Pettinger worked with Caroline Bennett from Sole of Discretion CIC and Ed Baker from Plymouth Fishing & Seafood Association to explore how to bring fishers into the conversation, and when the by-catch species were identified, pupils at Sir John Hunt Community College held a series of taste sessions for the fish and breadcrumbs to design and make the new product.
CATERed, which provides the majority of Plymouth’s school meals, was also brought onboard and is fully supportive of bringing the fish finger into circulation.
“What’s amazing about this project is the collaboration that has formed around it. We have championed a community co-design model which has led to the project’s success. Our amazing local partners have a shared vision for the Plymouth Fish finger because it belongs to the community, promotes Plymouth Seafood brand and provides true pride and identity in the product.
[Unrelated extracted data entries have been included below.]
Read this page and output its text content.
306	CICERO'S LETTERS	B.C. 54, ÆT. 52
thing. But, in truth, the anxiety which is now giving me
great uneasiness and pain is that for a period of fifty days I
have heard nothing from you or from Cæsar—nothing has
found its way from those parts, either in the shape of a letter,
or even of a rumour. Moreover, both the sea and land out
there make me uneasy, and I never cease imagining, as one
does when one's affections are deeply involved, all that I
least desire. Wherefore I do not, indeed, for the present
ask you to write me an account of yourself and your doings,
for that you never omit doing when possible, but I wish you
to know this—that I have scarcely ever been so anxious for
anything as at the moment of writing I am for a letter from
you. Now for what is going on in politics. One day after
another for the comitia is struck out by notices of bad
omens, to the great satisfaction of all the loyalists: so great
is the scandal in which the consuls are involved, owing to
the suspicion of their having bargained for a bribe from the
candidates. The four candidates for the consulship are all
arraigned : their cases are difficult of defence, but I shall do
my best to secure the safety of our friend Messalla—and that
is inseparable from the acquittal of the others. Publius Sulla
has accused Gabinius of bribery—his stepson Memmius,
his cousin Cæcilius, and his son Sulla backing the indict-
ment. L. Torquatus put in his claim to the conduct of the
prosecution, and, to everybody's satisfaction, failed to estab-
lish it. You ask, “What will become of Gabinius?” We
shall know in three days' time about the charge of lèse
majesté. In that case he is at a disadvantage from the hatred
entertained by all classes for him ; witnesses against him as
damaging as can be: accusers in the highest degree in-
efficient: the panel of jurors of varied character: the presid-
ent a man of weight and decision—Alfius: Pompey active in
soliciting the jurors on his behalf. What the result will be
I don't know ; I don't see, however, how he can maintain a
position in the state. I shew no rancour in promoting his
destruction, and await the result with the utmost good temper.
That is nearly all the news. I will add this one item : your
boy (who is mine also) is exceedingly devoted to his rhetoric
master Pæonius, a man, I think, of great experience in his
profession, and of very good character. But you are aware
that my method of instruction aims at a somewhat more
Our next challenge is to upscale the process and ensure it’s truly sustainable,” Pettinger said.
The next challenge is to mechanise the manufacturing process in order to produce the 36,000 fish fingers needed for school meal cycle in Plymouth schools. This will require philanthropic investment.
Work is also ongoing to ensure the fish fingers adhere to necessary industry standards to be classified as fully sustainable.
“We know this project is a positive thing for the city and we’ve got a proof of concept, it’s just a case of upscaling and finding the necessary support to bring it to more people. At the very least, we’ve shown that a community of practice can achieve fantastic things, so we hope other areas of the UK feel inspired. We don’t just have to accept that things won’t change when it comes to accessing healthy food at a reasonable cost – together we can achieve so much,” Pettinger said.